SCC, which mounted a successful legal challenge against the first phase of the LLFRS at Morrison’s Island, has now mounted another legal challenge against a €7m road and public realm upgrade, voted for by city councillors to open the south docks for regeneration, because of the inclusion of an element of flood defences.
Ms Doherty said the city is entering an exciting stage in its development, with nearly €1bn worth of office construction under way, up to 10,000 new jobs coming on stream, thousands of apartments planned, and with more to come.
“Yet, some groups and individuals who persist in misrepresenting the LLFRS have now escalated their campaign to oppose key infrastructural projects that are not even part of the flood relief scheme,” she said.
“This threatens the future development of our city, undermines local democracy and jeopardises funding commitments made to this city by central government.
“Individuals and groups are entitled to take this action, but be under no illusion, such decisions are not without impact.

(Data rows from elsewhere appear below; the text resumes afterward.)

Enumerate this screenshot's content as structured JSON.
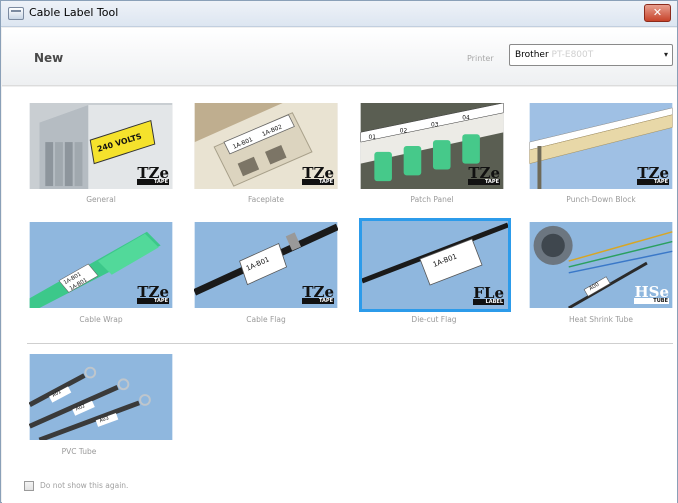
{
  "window": {
    "title": "Cable Label Tool",
    "close_symbol": "✕"
  },
  "header": {
    "title": "New",
    "printer_label": "Printer",
    "printer_value": "Brother",
    "printer_model": "PT-E800T",
    "dropdown_symbol": "▾"
  },
  "tiles": [
    {
      "label": "General",
      "badge": "TZe",
      "badge_sub": "TAPE",
      "image_text": "240 VOLTS"
    },
    {
      "label": "Faceplate",
      "badge": "TZe",
      "badge_sub": "TAPE",
      "image_text_1": "1A-B01",
      "image_text_2": "1A-B02"
    },
    {
      "label": "Patch Panel",
      "badge": "TZe",
      "badge_sub": "TAPE",
      "image_text_1": "01",
      "image_text_2": "02",
      "image_text_3": "03",
      "image_text_4": "04"
    },
    {
      "label": "Punch-Down Block",
      "badge": "TZe",
      "badge_sub": "TAPE"
    },
    {
      "label": "Cable Wrap",
      "badge": "TZe",
      "badge_sub": "TAPE",
      "image_text_1": "1A-B01",
      "image_text_2": "1A-B01"
    },
    {
      "label": "Cable Flag",
      "badge": "TZe",
      "badge_sub": "TAPE",
      "image_text": "1A-B01"
    },
    {
      "label": "Die-cut Flag",
      "badge": "FLe",
      "badge_sub": "LABEL",
      "image_text": "1A-B01"
    },
    {
      "label": "Heat Shrink Tube",
      "badge": "HSe",
      "badge_sub": "TUBE",
      "image_text": "A00"
    },
    {
      "label": "PVC Tube",
      "image_text_1": "A01",
      "image_text_2": "A02",
      "image_text_3": "A03"
    }
  ],
  "footer": {
    "checkbox_label": "Do not show this again.",
    "checkbox_checked": false
  },
  "colors": {
    "selection": "#2c9bea",
    "tile_background": "#8fb7de",
    "cable_green": "#3cc88a"
  }
}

“It has the potential to delay the development of Cork docklands, slow down inward investment, and inhibit employment creation for us and future generations.”
She said the LLFRS represents best worldwide practice, is holistic, evidence-based and rational, and crucially, is underpinned with a commitment of significant state investment.
“Cork, as a city, needs to come together, to deliver the LLFRS and thereby to ensure that the flooding event of 10 years ago can never again be repeated,” she said.